Interview Pulitzer Prize Winner Martyna Majok Reveals Her Latest Work, Sanctuary City The Cost of Living playwright discusses her new play ahead of its Off-Broadway bow at New York Theatre Workshop.
Martyna Majok

Martyna Majok couldn’t sleep. She was in the midst of writing Queens, a play about a group of immigrant women living in the New York City outer borough. But her mind was banging against the walls, trying to work out that play, which “opened the door to these other characters and this story that then began kicking around in my mind.” She got out of bed at 3AM and feverishly began to write a different play. Three days later, she had Sanctuary City.

Now, Majok is in rehearsals for its July 13 reading as part of Vassar College & New York Stage and Film’s Powerhouse Theater season. The play follows two teenagers, one recently naturalized and the other undocumented. They are each other’s dearest person in the world, and as they near high school graduation, they hatch a plan: they will marry in order for the undocumented to stay in the country and pursue an education, specifically the kind of education that requires application for federal financial aid.

Set post-9/11 but pre-DACA, Sanctuary City investigates the challenges (predictable and unexpected) of this lifelong friendship and their risk. “Some of the things I'm exploring are the extent to which we help when we can, how much we are willing to care for and sacrifice for another person, and the cost of that, for both sides, particularly when coming from a world of limited means and guarantees,” Majok tells Playbill.

Here, Majok explores her newest work in detail ahead of its Powerhouse debut and its scheduled bow during New York Theatre Workshop 2019–2020 season.

Sanctuary City addresses themes of sacrifice and friendship in the context of immigration. It feels like the Venn diagram of your Cost of Living and Queens.
Martyna Majok: I was thinking of that, too, the other day. It's also set in a similar world [as Cost of Living]—working class North Jersey. Maybe these are some of the questions I'll explore forever, or for a long time, in one form or variation or another. There's that great F. Scott Fitzgerald quote that goes something like, "Most writers write about the same two or three things and if they're lucky, people will continue to read them." I hope I'm lucky. ’Cause I don't seem to be done investigating them.
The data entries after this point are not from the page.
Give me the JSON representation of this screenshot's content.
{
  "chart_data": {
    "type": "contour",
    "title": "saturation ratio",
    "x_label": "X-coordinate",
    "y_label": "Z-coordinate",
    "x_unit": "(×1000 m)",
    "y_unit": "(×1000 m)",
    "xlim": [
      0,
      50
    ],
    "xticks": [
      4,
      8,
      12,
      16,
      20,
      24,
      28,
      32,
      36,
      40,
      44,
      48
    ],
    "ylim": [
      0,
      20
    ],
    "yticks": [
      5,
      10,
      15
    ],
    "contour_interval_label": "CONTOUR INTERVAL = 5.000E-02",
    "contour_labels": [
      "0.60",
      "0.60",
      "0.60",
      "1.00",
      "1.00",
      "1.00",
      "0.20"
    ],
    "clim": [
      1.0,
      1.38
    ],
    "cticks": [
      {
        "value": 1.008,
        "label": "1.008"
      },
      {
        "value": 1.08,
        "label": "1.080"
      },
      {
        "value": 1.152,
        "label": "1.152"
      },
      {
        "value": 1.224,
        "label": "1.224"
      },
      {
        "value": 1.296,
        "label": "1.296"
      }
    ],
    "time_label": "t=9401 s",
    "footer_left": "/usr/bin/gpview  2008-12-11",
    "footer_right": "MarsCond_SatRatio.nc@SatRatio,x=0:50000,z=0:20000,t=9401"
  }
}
READ: Pulitzer Prize-Winning Cost of Living to Be Adapted Into a Musical

How has hearing your actors read around the table influenced what you’ll do with the play?
I've gotten to work with wonderful actors this week—all who are new to the play. Workshops and table work are my favorite thing in the world, getting to dig into a new play with generous, smart collaborators like the ones I'm working with right now at [Powerhouse]. I don't like writing. I just find it so incredibly difficult—but I love this. The purpose of this time for me was to ask questions—and to be asked questions—about things that may or not currently be in the play. Aspects of these characters that I may know but then realize I haven't put into the play, and what I may not have known about them.

Immigration is widely discussed and debated at this moment in time. What does this story, in particular, add to that conversation and highlight that other stories have not?
I approach these stories, these plays, from the human and the personal. The characters are often loose composites of people I know, combinations of aspects of people I grew up with. … The political is not separate from these characters' lives in America—especially, in the case of this play, regarding the absence of DACA. And Sanctuary City invites an audience into that world, with these particular characters at that particular time, which I think more and more feels like the time we're living in now. For some people, it may be a world they're unfamiliar with—or are more familiar with from news articles—and for them I hope the play contributes a more intimate and personal picture to those headlines and articles, a picture of a life. For others, it will be shorthand, an experience they know in their bones, which I hope will do for them something like what seeing the work of other playwrights writing from similar worlds and experiences does for me: to make me feel more connected, less lonely, and more alive. A tall order perhaps but that's always the hope: connecting to the world, feeling fuller in one's life, seeing and being seen. I hope it's a night of communing in the theatre—whether it's your world or very much not. Because ultimately...it is your world.

This interview has been edited and condensed.

The Powerhouse Theater season brings fully produced plays, musical workshops, and readings of works-in-progress to the Vassar College campus for six weeks every summer, a developmental space free from any and all reviews that leads to new works that will play theatres around the world.